Q: How did you talk about this issue?
A. We told them that over the past 37 years we were unable to destroy you and you were unable to drive us out of the game. This means that both the Islamic Republic and the Kurdish case are realities on the ground. Accepting the realities will convince both parts to seek solutions. We offered also the solution.
Q: What was the solution?
The Kurdish issue cannot be ignored in Iran
A: We have said that the Kurdish issue in Iraq and Syria are moving towards solution, and so is the conditions in Turkey’s Kurdistan. We told them, while you Iranians say that Kurds and Iranians have common history, why don’t you look for a solution.
Q: So the meeting was not long ago?
A: Two and a half years ago, and that was it.
Q: Was it in Erbil?
A: Yes, it was.
Q: Those who you sat with came from Iran or were they already in Erbil?
A: They came from Iran. In fact the meeting was to produce a common ground. The Kurdish issue cannot be ignored in Iran. The only way is the solution through talks.
Q: Have they responded to that meeting?
A: We have not heard anything from them yet.
Q: If they allow the KDP to represent the Kurds and go back to Iran as an official party, are you willing to return alone and without the other parties?
A: There should be a space for political work in Iranian Kurdistan. Otherwise if only one party is allowed to work, it will soon have all the Kurdish opinion against itself and targeted for attacks. There are also risks of having internal conflicts within the party and in the end everyone would be harmed. I do not envisage such a thing is practical.
Q: Iran did not respond to you despite the sanctions imposed by the US and EU, now when things have changed for the better for Iran, do you think they will reply to you?

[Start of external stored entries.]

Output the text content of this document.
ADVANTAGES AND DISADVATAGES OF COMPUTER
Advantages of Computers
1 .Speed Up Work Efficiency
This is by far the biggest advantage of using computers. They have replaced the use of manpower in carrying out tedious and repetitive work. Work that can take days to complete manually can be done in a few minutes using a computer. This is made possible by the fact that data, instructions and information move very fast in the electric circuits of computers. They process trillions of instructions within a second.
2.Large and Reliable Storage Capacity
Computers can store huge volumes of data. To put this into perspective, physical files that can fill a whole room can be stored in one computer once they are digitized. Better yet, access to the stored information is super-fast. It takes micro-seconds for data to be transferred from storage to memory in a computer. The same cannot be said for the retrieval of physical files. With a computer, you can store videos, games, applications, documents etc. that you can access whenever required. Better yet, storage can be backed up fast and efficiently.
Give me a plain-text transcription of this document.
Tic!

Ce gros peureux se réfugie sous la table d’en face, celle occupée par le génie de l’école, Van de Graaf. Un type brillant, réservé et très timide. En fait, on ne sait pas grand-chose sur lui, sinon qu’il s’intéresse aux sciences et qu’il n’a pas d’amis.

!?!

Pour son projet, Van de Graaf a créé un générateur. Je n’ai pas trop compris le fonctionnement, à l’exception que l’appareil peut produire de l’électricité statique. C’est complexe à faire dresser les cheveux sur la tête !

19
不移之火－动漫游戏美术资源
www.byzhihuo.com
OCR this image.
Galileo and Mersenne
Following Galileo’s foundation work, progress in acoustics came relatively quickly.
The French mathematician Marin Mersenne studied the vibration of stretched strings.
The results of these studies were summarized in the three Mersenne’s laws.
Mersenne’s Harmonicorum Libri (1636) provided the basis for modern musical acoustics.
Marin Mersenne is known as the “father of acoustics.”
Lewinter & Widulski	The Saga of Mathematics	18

A: I think the more Iran is drawn into the world community, the more it will be monitored by the international rights groups who will push Tehran to abandon its previous positions. If Iran enters the international community, they will indeed eventually be asking questions about the Kurdish rights and that is why we should bring back the Kurdish issue inside Iran.
Q: If all the political parties in Iranian Kurdistan share your opinion, do you think Tehran would respond to you? Or do you think you should make them under the barrel of a gun?
We have struggled in different ways for the past 37 years
A: In the first place I would certainly like all the Kurdish parties to have a common stance and be united in their struggle to create a strong counterpart in relation to the Islamic Republic. And of course then we would not have been obliged to see this as only the plan for our party. The problem is that the disintegration among Kurdish parties in Iran has effectively hindered us to create a strong counterpart in regard to the Islamic Republic.
Q: You seem to be alone in this disintegrated state of affairs. The other ones still believe in armed struggle.
A: We have struggled in different ways for the past 37 years. It should have produced a result at some point. And we have not abandoned armed struggle either. But we need to ask where does this armed struggle take us. Will the Islamic Republic be destroyed as a result of that? Are we giving them enough headaches so that they give us an answer? I think it could be discussed, but the civil struggle inside the country, which the Islamic Republic views as disruptive, can be the answer.
Q: Are you disappointed with the US and the West when you say this?
A. We constantly hear the US threats against Iran and even the threats of the Saudi Arabia and Israel too. I have always said we should not pin our hopes to their threats. And now when the relations between Iran and the world is about to change we too should think about our alternatives.